As Tesla Motors‘ CEO, Elon Musk, has said, he wants Tesla to be the next major American car company-shifting the paradigm of the last century from what has traditionally been known as the “Big Three” to the “Big Four.” With the introduction of Tesla’s first consumer-oriented vehicle, the Model S, early next year, and an even more affordable vehicle due in a few years’ time, the company is finally set to aim for these dreams in a big way.
But while the visions of grandeur may seem unattainable to many Americans given that Tesla is going to build electric cars and nothing else, the company has quietly been trying to use a perceived weakness-its lack of industry experience-to its advantage. By exploring every out-of-the-box avenue, Tesla is trying to create a model in which cars are designed, built and, ultimately, sold in very non-traditional ways.
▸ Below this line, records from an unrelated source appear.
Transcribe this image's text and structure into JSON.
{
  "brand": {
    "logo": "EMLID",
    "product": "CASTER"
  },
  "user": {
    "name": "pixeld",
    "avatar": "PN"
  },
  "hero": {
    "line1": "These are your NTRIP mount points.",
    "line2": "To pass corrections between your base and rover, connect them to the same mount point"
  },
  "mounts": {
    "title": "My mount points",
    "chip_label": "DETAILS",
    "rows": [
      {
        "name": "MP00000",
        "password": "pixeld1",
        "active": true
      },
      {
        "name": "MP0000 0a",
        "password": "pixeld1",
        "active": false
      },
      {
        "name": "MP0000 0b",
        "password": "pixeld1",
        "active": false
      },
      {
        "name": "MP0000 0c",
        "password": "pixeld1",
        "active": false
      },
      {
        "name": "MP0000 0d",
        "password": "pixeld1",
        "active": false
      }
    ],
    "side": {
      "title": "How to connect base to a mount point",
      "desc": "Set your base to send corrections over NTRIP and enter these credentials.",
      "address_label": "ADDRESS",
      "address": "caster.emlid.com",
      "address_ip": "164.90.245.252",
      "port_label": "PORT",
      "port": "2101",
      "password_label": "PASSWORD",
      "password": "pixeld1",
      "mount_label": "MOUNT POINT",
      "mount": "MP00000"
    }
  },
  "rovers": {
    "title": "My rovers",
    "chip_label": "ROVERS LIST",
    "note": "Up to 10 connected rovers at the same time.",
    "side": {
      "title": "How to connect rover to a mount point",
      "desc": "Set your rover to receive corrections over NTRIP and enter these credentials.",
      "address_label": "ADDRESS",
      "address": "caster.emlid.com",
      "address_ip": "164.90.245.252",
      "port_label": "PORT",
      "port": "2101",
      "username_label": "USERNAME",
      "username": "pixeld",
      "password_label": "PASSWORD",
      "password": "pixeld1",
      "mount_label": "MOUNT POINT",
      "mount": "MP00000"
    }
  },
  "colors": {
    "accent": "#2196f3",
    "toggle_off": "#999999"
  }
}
It’s this last point-the typical car sales interaction-which Tesla views as fundamentally flawed.
“Traditionally a car company designs, engineers and builds a car they think the public will want,” said George Blankenship, Tesla’s VP of Sales and Ownership Experience, in an interview with AutoTrader.com. “But even though that company has invested all this energy in the process, when they hand it off to the dealer the customer experience is out of their hands-and the dealer’s motivations are driven by the desire to sell as many cars as possible every day, which doesn’t lend itself to a happy customer.”
Tesla’s goal is completely different from this traditional dealer model, says Blankenship. To begin with, Tesla doesn’t even have dealers. Yes, the company has retail locations, but these Tesla stores – of which there are now 20 worldwide – are all self-owned. Tesla’s new push involves opening stores in high traffic mall locations, the most recent of which opened in Bellevue, Washington, just outside of Seattle, where we sat down with Blankenship inside a prototype of the Model S.
“We want to engage with people when they are not thinking about buying a car,” said Blankenship. “Our goal is not to sell a person a car, but to educate them on what electric cars and, particularly, what Tesla electric cars can provide. At a mall, people are already relaxed and out shopping on their own. Most of them will likely never have heard of Tesla, and so we are becoming part of their daily routines.”
Blankenship doesn’t expect many vehicles will even be sold at the mall locations, instead expecting the sales to happen online after the initial mall experience. In many states, independent dealers can’t sell cars at retail locations, but there are no such restrictions to online sales. This strategy is a way for Tesla to get around what they perceive as antiquated laws and control the entire ecosystem from conception to delivery of the product-much like Apple does by building the hardware and operating systems of their products and then selling them at an Apple Store.
This unique sales strategy in the automotive industry is just one of the things that makes Tesla a very different company, but according to Blankenship it’s key to their eventual success.
“If everyone who comes into a Tesla store leaves it with a smile, we’ve done our job,” said Blankenship. “Don’t take this the wrong way, but I don’t care how many of those people actually buy a vehicle after that first experience. Eventually they will come back and buy a Tesla not because it was sold to them, but because they really want to become part of the Tesla community.”
The Model S, a luxury vehicle, will be sold in several different configurations starting next year. Pricing will depend on the size of the battery pack a customer chooses (three options providing either 160, 230 or 300 miles of range per charge), but the base model can be had for about $50,000 after a $7,500 tax credit.
Tesla will be ramping up production slowly, selling only about 6,500 Model S’s in 2012, but by 2013 has plans to ramp production up to 20,000 vehicles per year. It will be built in a former Toyota factory in California that used to produce more than 400,000 vehicles per year-meaning Tesla has significant room for expansion if the visions of their CEO are borne out.
This strategy, combined with convenient service centers visible to the public, will increase consumer confidence and sell cars. Buyers have long been tired of conventional dealership B.S.